5-10× faster than naive implementation.

Full Vectorization¶

1. Code¶

import numpy as np
import time

def main():
    np.random.seed(42)
    img = np.random.randint(0, 256, size=(400, 600, 3), dtype=np.uint8)
    img_float = img.astype(np.float64)

    ep = 1e-6

    tic = time.time()
    # keepdims=True enables broadcasting
    mean = np.mean(img_float, axis=1, keepdims=True)  # (400, 1, 3)
    std = np.std(img_float, axis=1, keepdims=True)    # (400, 1, 3)
    result = (img_float - mean) / (std + ep)
    toc = time.time()

    print(f"Vectorized Time: {toc - tic:.6f} sec")
    print(f"mean shape: {mean.shape}")
    print(f"std shape: {std.shape}")

if __name__ == "__main__":
    main()

2. Key Technique¶

keepdims=True preserves dimensions for broadcasting.

3. Typical Speedup¶

100-1000× faster than naive, 10-100× faster than hoisted.

Comparison¶

1. Full Benchmark¶

import numpy as np
import time

def main():
    np.random.seed(42)
    img = np.random.randint(0, 256, size=(200, 300, 3), dtype=np.uint8)
    img_float = img.astype(np.float64)
    ep = 1e-6

    # Naive
    result1 = np.empty_like(img_float)
    tic = time.time()
    for i in range(img.shape[0]):
        for j in range(img.shape[1]):
            row_mean = np.mean(img[i, :, :], axis=0)
            row_std = np.std(img[i, :, :], axis=0)
            result1[i, j, :] = (img_float[i, j, :] - row_mean) / (row_std + ep)
    naive_time = time.time() - tic

    # Hoisted
    result2 = np.empty_like(img_float)
    tic = time.time()
    for i in range(img.shape[0]):
        row_mean = np.mean(img[i, :, :], axis=0)
        row_std = np.std(img[i, :, :], axis=0)
        for j in range(img.shape[1]):
            result2[i, j, :] = (img_float[i, j, :] - row_mean) / (row_std + ep)
    hoisted_time = time.time() - tic

    # Vectorized
    tic = time.time()
    mean = np.mean(img_float, axis=1, keepdims=True)
    std = np.std(img_float, axis=1, keepdims=True)
    result3 = (img_float - mean) / (std + ep)
    vec_time = time.time() - tic

    print(f"Naive:      {naive_time:.4f} sec")
    print(f"Hoisted:    {hoisted_time:.4f} sec (×{naive_time/hoisted_time:.1f})")
    print(f"Vectorized: {vec_time:.6f} sec (×{naive_time/vec_time:.0f})")

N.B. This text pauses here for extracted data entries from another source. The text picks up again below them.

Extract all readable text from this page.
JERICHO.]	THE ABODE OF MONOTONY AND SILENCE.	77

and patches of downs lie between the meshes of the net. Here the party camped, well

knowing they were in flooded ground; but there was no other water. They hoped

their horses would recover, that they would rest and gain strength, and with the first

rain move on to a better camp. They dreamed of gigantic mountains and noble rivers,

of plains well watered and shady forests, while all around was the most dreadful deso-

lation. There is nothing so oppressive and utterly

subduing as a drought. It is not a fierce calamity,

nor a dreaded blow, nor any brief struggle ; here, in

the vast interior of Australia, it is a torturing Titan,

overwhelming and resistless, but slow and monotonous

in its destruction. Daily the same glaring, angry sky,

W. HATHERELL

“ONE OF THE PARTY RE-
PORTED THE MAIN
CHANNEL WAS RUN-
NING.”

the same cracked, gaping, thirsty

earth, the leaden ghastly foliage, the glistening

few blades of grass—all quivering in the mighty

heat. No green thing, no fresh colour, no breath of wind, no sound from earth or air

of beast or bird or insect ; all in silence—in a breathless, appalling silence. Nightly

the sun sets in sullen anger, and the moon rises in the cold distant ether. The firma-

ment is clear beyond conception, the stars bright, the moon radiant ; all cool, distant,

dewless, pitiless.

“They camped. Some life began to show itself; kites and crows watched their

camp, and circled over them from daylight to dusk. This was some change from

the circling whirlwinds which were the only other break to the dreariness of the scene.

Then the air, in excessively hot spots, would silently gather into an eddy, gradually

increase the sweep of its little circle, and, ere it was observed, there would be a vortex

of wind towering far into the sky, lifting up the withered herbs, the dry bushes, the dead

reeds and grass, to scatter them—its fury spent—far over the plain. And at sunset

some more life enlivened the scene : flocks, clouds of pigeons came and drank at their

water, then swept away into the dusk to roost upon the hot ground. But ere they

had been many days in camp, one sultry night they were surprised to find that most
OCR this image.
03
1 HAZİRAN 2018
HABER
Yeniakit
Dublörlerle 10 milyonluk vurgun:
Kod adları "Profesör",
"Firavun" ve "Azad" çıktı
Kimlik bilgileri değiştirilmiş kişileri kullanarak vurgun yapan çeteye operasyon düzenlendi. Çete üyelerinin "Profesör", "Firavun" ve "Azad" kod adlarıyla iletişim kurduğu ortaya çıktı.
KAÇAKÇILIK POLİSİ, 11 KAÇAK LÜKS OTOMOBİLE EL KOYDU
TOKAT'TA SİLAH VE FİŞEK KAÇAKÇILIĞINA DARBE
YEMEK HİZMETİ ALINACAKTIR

    # Verify results match
    print(f"\nResults match: {np.allclose(result1, result3)}")

if __name__ == "__main__":
    main()

2. Sample Output¶

Naive:      8.2341 sec
Hoisted:    1.0234 sec (×8.0)
Vectorized: 0.0089 sec (×925)

Results match: True

3. Lessons Learned¶

Loop hoisting: Easy optimization, moderate speedup
Full vectorization: Best performance, requires rethinking the problem

General Strategy¶

1. Identify Invariants¶

Find computations that don't depend on inner loop variables.

2. Hoist First¶

Move invariants outside inner loops as a quick win.

3. Vectorize Fully¶

Eliminate loops entirely using NumPy broadcasting and keepdims.